Learning To Break Free

  

  2023 was significant in many ways for our family. It started with John and I finally finding a church home in the town we have called home for five years. We had visited several churches in the area. We hadn't felt comfortable until January 2023, when we walked into a place that is now our church.

    My boys asked me to make an effort to share my art and photography in 2023. My heart wasn't really in it, but I did try. That attempt came to a hault when it became evident that John's mom was no longer able to care for herself. Signs of dementia became undeniable. It took time to get her placed in the nursing home she requested. Thankfully, she was accepted where she asked to be with patient caretakers who understood her disease.

    It was a rollercoaster year. 

    Among the highs and lows, I found strength to successfully face something that had haunted me most of my life. Through encouragement and prayer, trying to write my story no longer broke me. Realizing that God really is FOR me - the good, the bad, and the ugly - allowed freedom to accept my past and begin to let go. No longer a temporary fix, but finally fully letting go of the anger, the hurt, the pain, the embarrassment, and the shame of things hidden away under a pretty mask. 
    
    While there is still a long way to go in writing it all out, and some parts may never be shared publically, I will share a little. What you will read and or watch below was just the beginning of a long year of journaling. If the end were today, you would see that learning to break free wasn't easy. It took work, encouragement, prayer, and forgiveness. It took acceptance and faith. It took a Heavenly Father's love. 

    Oh, and that verse about being perfect - the one that heaped shame on my imperfection - has a solution. It's not about us. We can never attain perfection. Jesus Christ lived that perfect life for us. Accepting Him allows His perfection to cover our imperfection. He is the answer to the scripture that tormented me.



 

  Have you ever been at a moment in your life when emotions crowding your heart and mind were powerful enough to create a mental tidal wave? You became so overwhelmed that you were frozen in place while staring at the wave rising toward you. A physical fear of drowning in the wave of those feelings held you in an unyielding grip. You wanted to break free from the paralysis of those emotions and swim away - like an Olympic champion racing from that crushing flood - but you couldn’t move.
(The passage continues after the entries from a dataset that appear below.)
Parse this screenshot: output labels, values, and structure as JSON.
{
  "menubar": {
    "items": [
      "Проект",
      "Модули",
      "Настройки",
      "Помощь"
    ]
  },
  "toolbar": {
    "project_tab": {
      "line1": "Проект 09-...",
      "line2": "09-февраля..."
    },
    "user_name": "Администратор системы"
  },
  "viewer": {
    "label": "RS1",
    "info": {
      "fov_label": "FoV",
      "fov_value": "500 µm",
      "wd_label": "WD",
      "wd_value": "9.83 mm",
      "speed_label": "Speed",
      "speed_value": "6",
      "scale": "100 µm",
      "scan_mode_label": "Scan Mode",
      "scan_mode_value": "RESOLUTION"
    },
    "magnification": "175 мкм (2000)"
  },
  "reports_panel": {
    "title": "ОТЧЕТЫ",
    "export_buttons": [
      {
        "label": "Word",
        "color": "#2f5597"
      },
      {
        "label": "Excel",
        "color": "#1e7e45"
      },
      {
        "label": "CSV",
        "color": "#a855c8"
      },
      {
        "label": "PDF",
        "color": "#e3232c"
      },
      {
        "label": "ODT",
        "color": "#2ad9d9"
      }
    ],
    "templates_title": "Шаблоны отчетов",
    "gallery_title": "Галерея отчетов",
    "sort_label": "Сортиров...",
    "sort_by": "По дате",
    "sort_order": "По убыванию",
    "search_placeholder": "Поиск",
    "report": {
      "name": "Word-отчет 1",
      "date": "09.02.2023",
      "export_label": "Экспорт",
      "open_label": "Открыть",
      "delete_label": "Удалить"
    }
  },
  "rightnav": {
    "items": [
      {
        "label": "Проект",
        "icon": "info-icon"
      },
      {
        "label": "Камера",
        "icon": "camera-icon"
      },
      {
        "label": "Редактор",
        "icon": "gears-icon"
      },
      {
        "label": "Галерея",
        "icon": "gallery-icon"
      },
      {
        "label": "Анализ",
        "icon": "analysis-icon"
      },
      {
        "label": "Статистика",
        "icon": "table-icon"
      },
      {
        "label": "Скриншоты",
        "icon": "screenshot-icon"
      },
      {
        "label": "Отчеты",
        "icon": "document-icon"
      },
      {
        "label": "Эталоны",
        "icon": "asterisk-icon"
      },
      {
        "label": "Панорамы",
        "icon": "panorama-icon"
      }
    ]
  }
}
There was a time when any negative emotions were bottled up and tucked away. Those feelings built up over years of learning to suppress any unseemly thought, or memory as though it never happened. Meanwhile, I would put on a pretty mask of joy and peace and sweetness – like a perfect bride waiting for her groom.  

Picture a beautiful bride with her flawless white dress, no hair out of place, while her manicured fingers held tightly to a bouquet of perfect yellow roses. That bride represented the theoretical image I wanted to portray.  What was it that no one saw in this hypothetical bridal image?

The marriage was arranged, and she didn’t really know the groom.  From what she heard; he could be cruel. To make matters worse, yellow roses weren’t her favorite. Plus, the florist put something on those flowers to cause an allergic reaction, make her throat swell, and choke out her voice.

So, the truth was that the perfect b-r-i-d-a-l mask was more of a b-r-i-d-l-e. You know – the thing you put in a horse’s mouth to control him – or her.

For years, in our Southern Pentecostal – Assembly of God - church, we were told to be perfect. The scripture was quoted from KING JAMES - Matthew chapter 5 verse 48 – “Be ye therefore perfect – even as your Father which is in Heaven is perfect.”

But I wasn’t perfect. Far from it. The mask was both a solution and a death sentence. You think that I’m being overly dramatic? I mean, a death sentence, really? Yes. A mental, stifling death sentence and I was on death row for years – wearing my mask on a lonely beach prone to emotional tsunamis - before learning how to break free.